La Corea del Nord, il Venezuela o il tetto del debito degli Stati Uniti sono tutti considerati dei “rischi”, secondo l’opinione di veterani di Wall Street come Jeff Gundlach e Ray Dalio. Ma per quale motivo?
Sempre più investitori si stanno unendo al gruppo di veterani di Wall Street, da Jeff Gundlach a Ray Dalio, e al loro allarme per cui gli asset più rischiosi sono sopravvalutati.
I motivi, secondo loro, sarebbero vari: l’aumento della crisi politica sottolineato dai recenti attentati terroristici a Barcellona e dalla violenza razzista a Charlottesville, in Virginia, nonché il caos in Corea del Nord e in Venezuela. Per non menzionare, poi, l’imprevedibilità degli Stati Uniti, dove il presidente Donald Trump ha iniziato una faida con i membri del Congresso prima del voto per aumentare il tetto del debito del paese.
Come sappiamo, gli Stati Unito sono degli attori chiave nello scenario dei Paesi emergenti, che spesso hanno il proprio debito denominato in dollari statunitensi.
Tra i beni tenuti d’occhio troviamo le obbligazioni dei mercati emergenti, che solo per la terza volta nella storia stanno rendendo meno del debito-spazzatura degli Stati Uniti. Alcuni dei più grandi gestori di fondi al mondo, da Pacific Investment Management Co. a T. Rowe Price Group Inc., consigliano agli investitori di ridurre il rischio tagliando le partecipazioni negli asset dei Paesi in via di sviluppo.
L’opinione diffusa degli analisti è che il rischio geopolitico rimane alto, soprattutto negli Stati Uniti. Le valutazioni sui mercati totalmente a rischio, tra cui i mercati emergenti, sono abbastanza certe e questo sarebbe il momento adatto per agire uscendo dai propri posizionamenti.
Gundlach, co-fondatore e amministratore delegato di DoubleLine Capital, ha detto all’inizio di questo mese che i trader dovrebbero gradualmente "andare verso l’uscita" sui titoli più rischiosi.
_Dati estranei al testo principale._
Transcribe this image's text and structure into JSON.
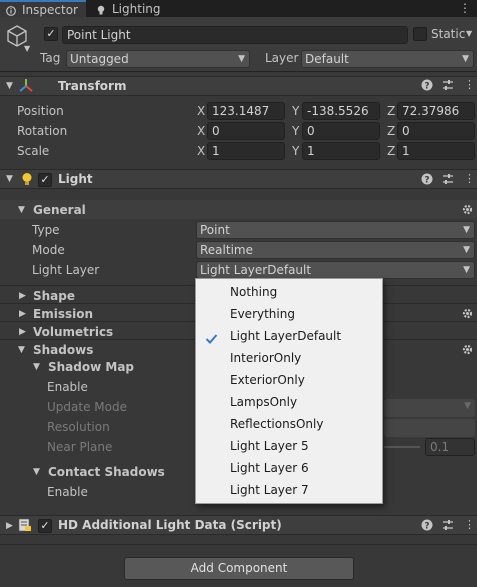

Dalio, fondatore di Bridgewater Associates, ha rivelato di stare riducendo tatticamente il rischio, dato che un aumento del populismo in tutto il mondo ha contribuito ad intensificare i conflitti esistenti "al punto che la lotta fino alla morte è quasi certamente più probabile di una riconciliazione". Il manager miliardario, che ha puntato sull’oro come una sicurezza contro il rischio politico in aumento, ha confrontato l’attuale divario economico e sociale al 1937, due anni prima dell’inizio della seconda guerra mondiale.
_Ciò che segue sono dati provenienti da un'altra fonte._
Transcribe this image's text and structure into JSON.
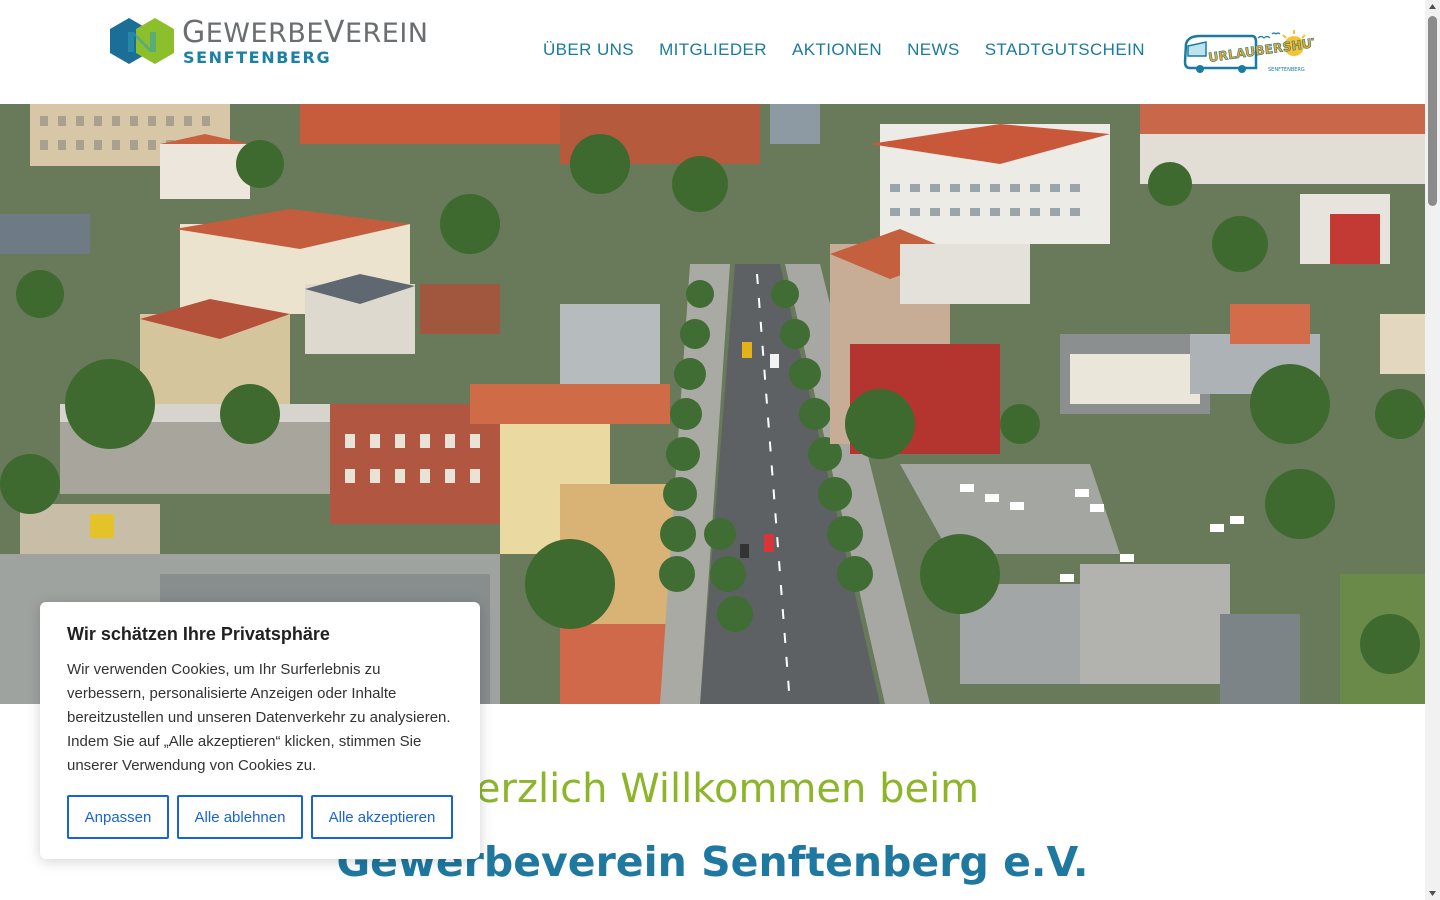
{
  "header": {
    "logo_line1_a_cap": "G",
    "logo_line1_a_rest": "EWERBE",
    "logo_line1_b_cap": "V",
    "logo_line1_b_rest": "EREIN",
    "logo_line2": "SENFTENBERG",
    "nav": [
      "ÜBER UNS",
      "MITGLIEDER",
      "AKTIONEN",
      "NEWS",
      "STADTGUTSCHEIN"
    ],
    "shuttle_logo": "URLAUBERSHUTTLE",
    "shuttle_sub": "SENFTENBERG"
  },
  "welcome": {
    "line1": "Herzlich Willkommen beim",
    "line2": "Gewerbeverein Senftenberg e.V."
  },
  "cookie": {
    "title": "Wir schätzen Ihre Privatsphäre",
    "text": "Wir verwenden Cookies, um Ihr Surferlebnis zu verbessern, personalisierte Anzeigen oder Inhalte bereitzustellen und unseren Datenverkehr zu analysieren. Indem Sie auf „Alle akzeptieren“ klicken, stimmen Sie unserer Verwendung von Cookies zu.",
    "btn_customize": "Anpassen",
    "btn_reject": "Alle ablehnen",
    "btn_accept": "Alle akzeptieren"
  },
  "colors": {
    "brand_blue": "#1b7aa0",
    "brand_green": "#8cb52a",
    "cookie_button": "#1863dc"
  }
}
Anche due anni fa Dalio ha fatto riferimento al 1937 quando ha avvertito che un rally nelle attività a rischio, incoraggiato da bassi tassi di interesse e da una politica monetaria libera, sarebbe finito in una "recessione autoindotta". Queste parole hanno preceduto un calo del 12% nell’indice S&P 500 e un calo del 5% nelle obbligazioni in dollari del mercato emergente alla fine dell’anno. (Anche se nel lungo periodo, queste attività hanno riguadagnato rispettivamente il 18% e i 19% da allora).
Secondo gli analisti, i rischi maggiori si vedono in Sud Africa, Brasile e Turchia, dove le economie non hanno subito i cambiamenti necessari per migliorare una potenziale crescita. Alcuni dei mercati emergenti sono diventati più rischiosi di altri: quando la fiducia degli investitori scende, i rischi nei paesi in via di sviluppo come ad esempio colpi di stato, corruzione istituzionalizzata, svalutazione e rifiuto di riconoscere il proprio debito sono dei campanelli d’allarme per gli investitori. Un esempio su tutti sono le obbligazioni argentine, che maturano in 100 anni nonostante la nazione sia in default cronico.
I segni che qualcosa possa andare storto ci sono ma probabilmente non tanto presto quanto ci si aspetta.